DENVER (AP) — Five people were found dead Wednesday after an early morning fire destroyed a suburban Denver home — a blaze authorities said they suspect was intentionally set. Three people escaped the fire by jumping from the home’s second floor.
Investigators believe the victims were a toddler, an older child and three adults, Denver Fire Department Capt. Greg Pixley said. Their bodies were discovered after firefighters extinguished the fire, which was first reported by a Denver police officer at 2:40 a.m., Pixley said.
The three survivors were hospitalized with non-life-threatening injuries, Denver police spokesman Jay Casillas said.
Pixley spoke outside the charred house in the Green Valley Ranch neighborhood, a relatively new development of tightly packed homes near Denver International Airport.
A police officer attempting to rescue people on the first floor was pushed back by the fire’s heat, and it appears that those who died were all on the first floor, he said.
Police are investigating the fire along with firefighters because there are indications that it was arson, said Joe Montoya, division chief of investigations for Denver police. He would not elaborate on the evidence because he said he did not want to compromise the investigation.
The U.S. Bureau of Alcohol, Tobacco, Firearms and Explosives was assisting the investigation, ATF spokesman Matthew Deasaro said. The ATF frequently assists agencies in arson investigations.
“This is a devastating time for Denver and this community. Our heart and our prayers go out to this community,” Pixley said.
Abou Djibril, who said he was a relative of the victims, told The Denver Post the people who died were members of a family that had immigrated from Senegal. Another friend, Ousmane Ndiaye, told the newspaper the father was an engineer with Kiewit, a construction and engineering firm. An email sent to Kiewit for comment wasn’t immediately returned.

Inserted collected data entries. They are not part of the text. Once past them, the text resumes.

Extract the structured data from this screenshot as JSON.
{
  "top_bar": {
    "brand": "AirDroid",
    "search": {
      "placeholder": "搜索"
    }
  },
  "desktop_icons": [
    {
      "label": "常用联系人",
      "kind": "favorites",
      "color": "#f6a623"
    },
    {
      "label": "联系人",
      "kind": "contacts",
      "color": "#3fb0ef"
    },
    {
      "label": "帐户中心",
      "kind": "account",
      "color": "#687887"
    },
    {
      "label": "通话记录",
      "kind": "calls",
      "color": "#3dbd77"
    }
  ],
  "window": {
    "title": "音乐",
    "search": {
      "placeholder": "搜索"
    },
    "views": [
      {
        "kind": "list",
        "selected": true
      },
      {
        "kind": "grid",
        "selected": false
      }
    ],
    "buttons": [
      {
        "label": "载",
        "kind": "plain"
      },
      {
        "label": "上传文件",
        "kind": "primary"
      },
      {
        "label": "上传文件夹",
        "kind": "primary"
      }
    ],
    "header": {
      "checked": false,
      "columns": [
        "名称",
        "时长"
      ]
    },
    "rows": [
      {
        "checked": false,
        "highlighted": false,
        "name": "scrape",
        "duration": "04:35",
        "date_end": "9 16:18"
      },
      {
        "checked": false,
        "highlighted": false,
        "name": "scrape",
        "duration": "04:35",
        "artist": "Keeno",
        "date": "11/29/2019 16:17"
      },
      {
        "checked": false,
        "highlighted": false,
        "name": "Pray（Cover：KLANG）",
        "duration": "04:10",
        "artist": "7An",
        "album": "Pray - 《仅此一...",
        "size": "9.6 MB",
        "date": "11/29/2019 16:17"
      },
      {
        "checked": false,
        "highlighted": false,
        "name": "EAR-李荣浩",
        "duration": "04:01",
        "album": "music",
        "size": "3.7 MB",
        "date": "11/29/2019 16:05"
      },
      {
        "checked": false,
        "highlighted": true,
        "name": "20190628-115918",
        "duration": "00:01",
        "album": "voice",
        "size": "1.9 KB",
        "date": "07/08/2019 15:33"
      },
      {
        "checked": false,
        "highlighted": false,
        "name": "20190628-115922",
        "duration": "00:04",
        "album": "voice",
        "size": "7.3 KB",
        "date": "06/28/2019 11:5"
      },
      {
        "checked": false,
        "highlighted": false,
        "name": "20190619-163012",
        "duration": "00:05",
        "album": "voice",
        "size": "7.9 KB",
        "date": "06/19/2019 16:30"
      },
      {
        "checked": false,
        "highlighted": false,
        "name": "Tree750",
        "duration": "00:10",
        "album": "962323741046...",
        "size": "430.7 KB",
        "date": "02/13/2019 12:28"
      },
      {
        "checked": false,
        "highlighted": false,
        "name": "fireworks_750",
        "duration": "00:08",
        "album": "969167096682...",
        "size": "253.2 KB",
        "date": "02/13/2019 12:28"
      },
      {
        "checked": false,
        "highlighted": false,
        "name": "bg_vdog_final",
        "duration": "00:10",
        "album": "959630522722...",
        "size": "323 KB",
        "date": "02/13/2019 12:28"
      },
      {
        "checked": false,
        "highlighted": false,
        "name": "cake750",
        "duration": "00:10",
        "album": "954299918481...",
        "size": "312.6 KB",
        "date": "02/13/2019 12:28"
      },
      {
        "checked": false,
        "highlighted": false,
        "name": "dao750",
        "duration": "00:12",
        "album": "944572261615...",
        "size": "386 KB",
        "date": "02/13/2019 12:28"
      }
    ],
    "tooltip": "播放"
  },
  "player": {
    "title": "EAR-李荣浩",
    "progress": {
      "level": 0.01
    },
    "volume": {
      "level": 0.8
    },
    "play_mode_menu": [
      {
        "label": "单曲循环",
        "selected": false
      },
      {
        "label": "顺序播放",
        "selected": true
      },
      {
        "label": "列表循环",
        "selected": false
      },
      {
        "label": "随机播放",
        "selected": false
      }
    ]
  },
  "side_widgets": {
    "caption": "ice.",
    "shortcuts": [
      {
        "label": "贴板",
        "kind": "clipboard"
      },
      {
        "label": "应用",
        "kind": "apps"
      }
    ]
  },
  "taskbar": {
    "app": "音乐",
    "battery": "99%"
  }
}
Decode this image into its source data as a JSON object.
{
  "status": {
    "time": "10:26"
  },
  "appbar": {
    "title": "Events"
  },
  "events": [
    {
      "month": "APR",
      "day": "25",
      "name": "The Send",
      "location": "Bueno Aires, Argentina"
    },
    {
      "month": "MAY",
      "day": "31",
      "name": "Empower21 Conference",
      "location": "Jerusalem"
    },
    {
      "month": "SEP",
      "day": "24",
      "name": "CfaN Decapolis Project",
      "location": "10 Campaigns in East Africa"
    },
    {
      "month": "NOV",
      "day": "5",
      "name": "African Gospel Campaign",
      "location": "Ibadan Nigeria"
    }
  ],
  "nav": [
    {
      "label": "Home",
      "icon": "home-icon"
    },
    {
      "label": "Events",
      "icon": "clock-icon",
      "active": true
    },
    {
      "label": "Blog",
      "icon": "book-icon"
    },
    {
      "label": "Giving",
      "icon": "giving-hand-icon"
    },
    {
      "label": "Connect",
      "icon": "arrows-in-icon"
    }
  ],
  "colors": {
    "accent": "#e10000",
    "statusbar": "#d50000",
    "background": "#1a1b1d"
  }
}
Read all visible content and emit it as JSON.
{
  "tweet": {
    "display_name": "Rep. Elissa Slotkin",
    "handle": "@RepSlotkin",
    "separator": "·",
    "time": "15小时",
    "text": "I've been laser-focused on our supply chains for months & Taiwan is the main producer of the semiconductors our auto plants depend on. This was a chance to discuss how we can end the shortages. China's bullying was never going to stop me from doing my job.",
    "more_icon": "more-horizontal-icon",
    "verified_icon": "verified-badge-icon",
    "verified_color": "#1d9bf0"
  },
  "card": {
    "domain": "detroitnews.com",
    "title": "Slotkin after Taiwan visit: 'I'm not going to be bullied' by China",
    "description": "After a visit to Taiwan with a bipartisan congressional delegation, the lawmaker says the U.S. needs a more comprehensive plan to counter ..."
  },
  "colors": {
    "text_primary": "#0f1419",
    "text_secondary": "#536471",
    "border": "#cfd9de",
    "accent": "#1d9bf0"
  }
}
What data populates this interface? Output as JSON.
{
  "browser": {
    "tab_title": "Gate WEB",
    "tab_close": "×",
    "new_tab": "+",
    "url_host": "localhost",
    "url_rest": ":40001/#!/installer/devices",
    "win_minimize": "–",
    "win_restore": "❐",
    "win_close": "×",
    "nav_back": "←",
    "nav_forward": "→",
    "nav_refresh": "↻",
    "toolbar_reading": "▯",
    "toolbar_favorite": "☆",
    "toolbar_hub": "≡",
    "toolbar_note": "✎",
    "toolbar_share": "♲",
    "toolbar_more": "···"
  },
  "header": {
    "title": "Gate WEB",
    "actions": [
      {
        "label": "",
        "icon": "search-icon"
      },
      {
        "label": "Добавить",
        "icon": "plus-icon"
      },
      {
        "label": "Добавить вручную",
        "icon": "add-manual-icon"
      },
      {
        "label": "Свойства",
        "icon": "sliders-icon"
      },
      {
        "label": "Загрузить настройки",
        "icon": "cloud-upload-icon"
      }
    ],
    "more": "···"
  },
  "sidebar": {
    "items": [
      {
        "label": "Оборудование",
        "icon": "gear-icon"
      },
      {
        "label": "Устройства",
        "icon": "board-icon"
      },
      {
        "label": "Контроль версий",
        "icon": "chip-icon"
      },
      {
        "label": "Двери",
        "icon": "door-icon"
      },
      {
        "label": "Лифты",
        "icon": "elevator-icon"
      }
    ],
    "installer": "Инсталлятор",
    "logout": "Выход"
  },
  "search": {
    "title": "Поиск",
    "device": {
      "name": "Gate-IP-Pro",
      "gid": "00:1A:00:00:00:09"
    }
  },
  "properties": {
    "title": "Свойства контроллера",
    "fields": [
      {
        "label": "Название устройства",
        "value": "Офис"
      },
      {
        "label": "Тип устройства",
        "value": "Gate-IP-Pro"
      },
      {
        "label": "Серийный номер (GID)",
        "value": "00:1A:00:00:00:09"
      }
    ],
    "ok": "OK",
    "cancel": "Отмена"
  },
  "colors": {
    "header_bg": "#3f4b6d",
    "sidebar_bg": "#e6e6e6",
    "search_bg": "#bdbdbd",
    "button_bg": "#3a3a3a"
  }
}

Amadou Ba, a friend of the father, stood outside the charred home with a group of other men from West Africa “to bring my respect for the people who passed away” and to support the family and the community.
“He was a very good guy. … He liked to help everybody, help the community and do a lot of things for everybody,” Ba said of the father.
Ba said he is working with officials in Senegal and raising money to send the bodies back to the West African country.
“It’s tradition because everybody wants to see their family come back home,” he said.
Neighbor Maria Mendoza said she was awakened by noise and someone screaming, “Get the baby out! Get the baby out!” at 2:40 a.m. She ran to a window and saw flames and plumes of smoke rising from the home just down the street.
“I awoke my husband, and he ran outside to see if he could help but there was nothing he could do. The fire was too big,” Mendoza said.
Firefighters arrived moments later.
“It all happened so fast, less than 10 minutes. These are big houses but they’re all made of wood,” Mendoza said, holding back tears. “May God and the community help this family.”
Mendoza said she didn’t know the family but would wave or say “Hi” whenever she saw the children. She said the neighborhood was built about two years ago.
Investigators erected a white tent outside the nearly destroyed home, its frame blackened in stark contrast to neighboring beige houses with neatly manicured lawns.